Inheritance Tax Rates in the U.S.
Each state sets its own rate. There is no federal inheritance tax, but these state rates apply if the deceased lived in one of the five states:
- Pennsylvania: 0 percent to 15 percent
- New Jersey: 0 percent to 16 percent
- Nebraska: 1 percent to 15 percent
- Maryland: 0 percent to 10 percent
- Kentucky: 0 percent to 16 percent
These rates are not random. They depend on how closely you were related to the deceased and the value of what you inherited.
How Inheritance Tax Planning Can Help You
Inheritance tax planning can help you reduce or avoid paying too much. One simple method is gifting. In 2025, an individual can give someone up to $19,000 each year without triggering gift taxes.

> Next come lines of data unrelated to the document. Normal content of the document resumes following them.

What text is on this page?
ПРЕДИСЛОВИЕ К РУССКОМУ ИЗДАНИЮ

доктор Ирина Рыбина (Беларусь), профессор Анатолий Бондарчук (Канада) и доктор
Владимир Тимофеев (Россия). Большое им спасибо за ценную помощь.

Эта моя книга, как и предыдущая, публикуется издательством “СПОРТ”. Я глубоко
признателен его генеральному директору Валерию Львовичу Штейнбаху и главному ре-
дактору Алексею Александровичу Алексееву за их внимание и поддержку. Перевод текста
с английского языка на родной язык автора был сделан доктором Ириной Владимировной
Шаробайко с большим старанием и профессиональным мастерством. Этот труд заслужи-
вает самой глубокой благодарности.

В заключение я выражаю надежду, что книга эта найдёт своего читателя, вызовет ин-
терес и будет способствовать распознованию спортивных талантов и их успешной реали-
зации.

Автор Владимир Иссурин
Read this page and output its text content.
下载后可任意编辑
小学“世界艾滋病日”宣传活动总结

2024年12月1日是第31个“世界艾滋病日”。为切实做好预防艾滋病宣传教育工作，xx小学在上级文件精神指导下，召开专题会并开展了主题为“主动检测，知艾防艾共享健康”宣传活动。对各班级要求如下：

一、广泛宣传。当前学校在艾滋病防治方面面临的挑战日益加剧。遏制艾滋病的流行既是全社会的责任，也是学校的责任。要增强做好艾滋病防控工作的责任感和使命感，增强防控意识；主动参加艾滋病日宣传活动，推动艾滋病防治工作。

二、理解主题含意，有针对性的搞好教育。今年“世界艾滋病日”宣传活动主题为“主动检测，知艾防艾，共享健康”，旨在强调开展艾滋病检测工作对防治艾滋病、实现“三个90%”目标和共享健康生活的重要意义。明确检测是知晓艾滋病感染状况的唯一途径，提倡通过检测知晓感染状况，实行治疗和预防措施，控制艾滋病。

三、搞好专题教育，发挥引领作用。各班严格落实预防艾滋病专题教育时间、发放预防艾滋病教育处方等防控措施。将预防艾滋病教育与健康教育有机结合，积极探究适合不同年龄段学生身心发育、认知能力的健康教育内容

Married couples can give up to $38,000 jointly.
Another effective option is setting up a revocable trust. This allows someone to place assets in a trust while staying in control of them. When that person dies, the trust passes the property to the heirs. In many cases, this can lower or even eliminate inheritance tax.
There is also the irrevocable trust, where the assets cannot be changed once placed. This type may offer more protection from taxes but less flexibility.
Talking with a financial advisor can help you choose the right approach. Advisors can explain how your investments, retirement accounts, and windfalls might be taxed.
Steps to Take After Receiving an Inheritance
After receiving an inheritance, start with the paperwork. Gather legal documents and figure out if any taxes apply. If you’re unsure, speak to a professional.
Here are a few smart steps:
- Check which state the deceased lived in.
- Learn your exemption based on your relationship.
- Ask if a trust was involved in the inheritance.
- Understand how inherited retirement accounts work.
The Legacy Is More Than the Inheritance
What you leave behind isn’t just money or property. It’s also clarity, peace, and intention. Taking time to understand inheritance tax rules today can spare your loved ones confusion and stress tomorrow. A well-prepared plan not only protects your estate, it also preserves your values.
Use what you’ve learned here as a starting point for meaningful conversations. Talk to your family, ask questions, and reach out to professionals who can help. The tax on inheritance doesn’t have to be a burden if you choose to face it with care and foresight.